TileDB is an embeddable library built in C and C++ that comes with a variety of APIs and integrations:
APIs: C, C++, Python (numpy, pandas), R, Java, Go
SQL engines: PrestoDB, MariaDB
Parallel frameworks: Dask, Spark
Geospatial: PDAL, GDAL and Rasterio
TileDB takes particular care so that the various APIs and integrations are efficient. More specifically, it minimizes the amount of data that needs to be copied and/or converted from one format to another on the path from the storage backend (e.g., AWS S3) to the memory space of the end application that consumes it (e.g., Python numpy) and vice versa. This is in contrast to traditional databases where the user must submit a SQL query, retrieve the results via ODBC/JDBC connectors and convert the data to a format that the end tool understands.
TileDB's bindings allow the user to continue to work with familiar tooling in the Data Science ecosystem, such as Python numpy/pandas, Spark, Dask, GDAL, SQL engines, etc., without being forced to learn a new language or use unfamiliar APIs or sacrificing performance.
TileDB's scalability stems from its thread-/process-safe reads and writes that do not require any synchronization or locking, and which can be carried out by numerous independent machines in an embarrassingly parallel manner. This is unlike most traditional distributed databases that require the client process to communicate with a single master node (typically in SQL via ODBC/JDBC) to send and retrieve data.
The figure below demonstrates TileDB's distributed architecture for the Developer and Cloud offerings. In TileDB Developer, the distributed engine of your choice (e.g., Spark, Dask, PrestoDB) uses the embeddable TileDB library to perform parallel IO to a scalable storage backend (e.g., AWS S3).

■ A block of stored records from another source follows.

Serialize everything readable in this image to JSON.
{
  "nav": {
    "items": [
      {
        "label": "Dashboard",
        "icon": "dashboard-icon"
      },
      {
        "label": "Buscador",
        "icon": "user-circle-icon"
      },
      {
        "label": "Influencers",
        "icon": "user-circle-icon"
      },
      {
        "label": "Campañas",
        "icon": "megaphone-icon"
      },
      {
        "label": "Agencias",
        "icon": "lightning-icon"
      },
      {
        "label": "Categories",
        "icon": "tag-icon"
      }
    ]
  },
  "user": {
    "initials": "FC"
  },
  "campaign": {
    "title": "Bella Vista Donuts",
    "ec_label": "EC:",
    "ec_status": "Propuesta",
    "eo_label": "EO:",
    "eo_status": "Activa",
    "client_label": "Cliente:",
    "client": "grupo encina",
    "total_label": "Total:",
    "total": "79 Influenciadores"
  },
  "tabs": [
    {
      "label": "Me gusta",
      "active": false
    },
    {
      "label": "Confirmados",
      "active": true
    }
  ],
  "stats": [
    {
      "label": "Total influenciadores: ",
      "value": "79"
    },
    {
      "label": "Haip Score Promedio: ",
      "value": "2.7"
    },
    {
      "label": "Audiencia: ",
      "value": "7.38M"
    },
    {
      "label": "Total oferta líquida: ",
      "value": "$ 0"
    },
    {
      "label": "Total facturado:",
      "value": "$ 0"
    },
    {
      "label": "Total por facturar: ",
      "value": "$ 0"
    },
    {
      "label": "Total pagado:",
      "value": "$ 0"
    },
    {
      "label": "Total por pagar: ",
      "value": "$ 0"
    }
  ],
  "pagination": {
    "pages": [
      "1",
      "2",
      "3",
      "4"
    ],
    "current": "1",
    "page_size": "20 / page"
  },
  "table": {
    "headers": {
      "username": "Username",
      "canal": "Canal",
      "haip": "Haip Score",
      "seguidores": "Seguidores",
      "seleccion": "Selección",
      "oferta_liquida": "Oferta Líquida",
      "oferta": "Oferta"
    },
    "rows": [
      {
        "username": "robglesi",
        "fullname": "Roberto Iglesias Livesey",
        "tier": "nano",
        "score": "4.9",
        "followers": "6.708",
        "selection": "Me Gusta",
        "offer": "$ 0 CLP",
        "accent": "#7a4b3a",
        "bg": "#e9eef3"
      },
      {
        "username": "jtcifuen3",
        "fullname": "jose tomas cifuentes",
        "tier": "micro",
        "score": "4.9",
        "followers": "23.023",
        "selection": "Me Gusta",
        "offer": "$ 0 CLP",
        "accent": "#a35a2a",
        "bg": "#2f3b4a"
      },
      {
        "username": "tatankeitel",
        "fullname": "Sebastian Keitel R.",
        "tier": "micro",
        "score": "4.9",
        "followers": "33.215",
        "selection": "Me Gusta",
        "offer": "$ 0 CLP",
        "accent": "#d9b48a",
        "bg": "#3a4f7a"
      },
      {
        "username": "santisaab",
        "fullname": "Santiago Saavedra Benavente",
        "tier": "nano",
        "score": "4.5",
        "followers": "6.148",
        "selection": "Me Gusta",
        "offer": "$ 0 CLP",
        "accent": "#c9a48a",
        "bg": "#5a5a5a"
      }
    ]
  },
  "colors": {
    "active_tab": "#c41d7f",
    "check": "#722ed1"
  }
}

In TileDB Cloud, all IO requests go through an elastic REST service (so that access policies can be properly enforced), but each request is serviced by a different node that directly communicates with the caller process.
One of the exciting features we are working on is identifying common operations in all the Data Science tools and pushing them down to the TileDB engine itself, completely transparently to the user. For example, when you submit a query in PrestoDB, Spark or MariaDB, the TileDB connector detects slicing on dimensions and projections on attributes, and pushes them down to its engine.
We are planning on doing the same with filters, joins and group-by queries.TileDB can implement such operations in C++ with numerous optimizations, such as vectorization, multi-threaded parallelism, hardware acceleration, etc. Moreover, less data may need to be communicated between the storage engine and the higher-level applications, thus improving performance and minimizing egress costs in TileDB Cloud. Pushing compute to a common storage layer allows all tools integrating with TileDB to inherit these performance benefits, without having to rebuild such optimizations from scratch.
We are also working on the more challenging case of complex distributed computation, such as SQL joins/group-by queries and Linear Algebra operations. We are exploring ways of modifying the execution plan to scale out with intelligent partitioning based on TileDB data statistics.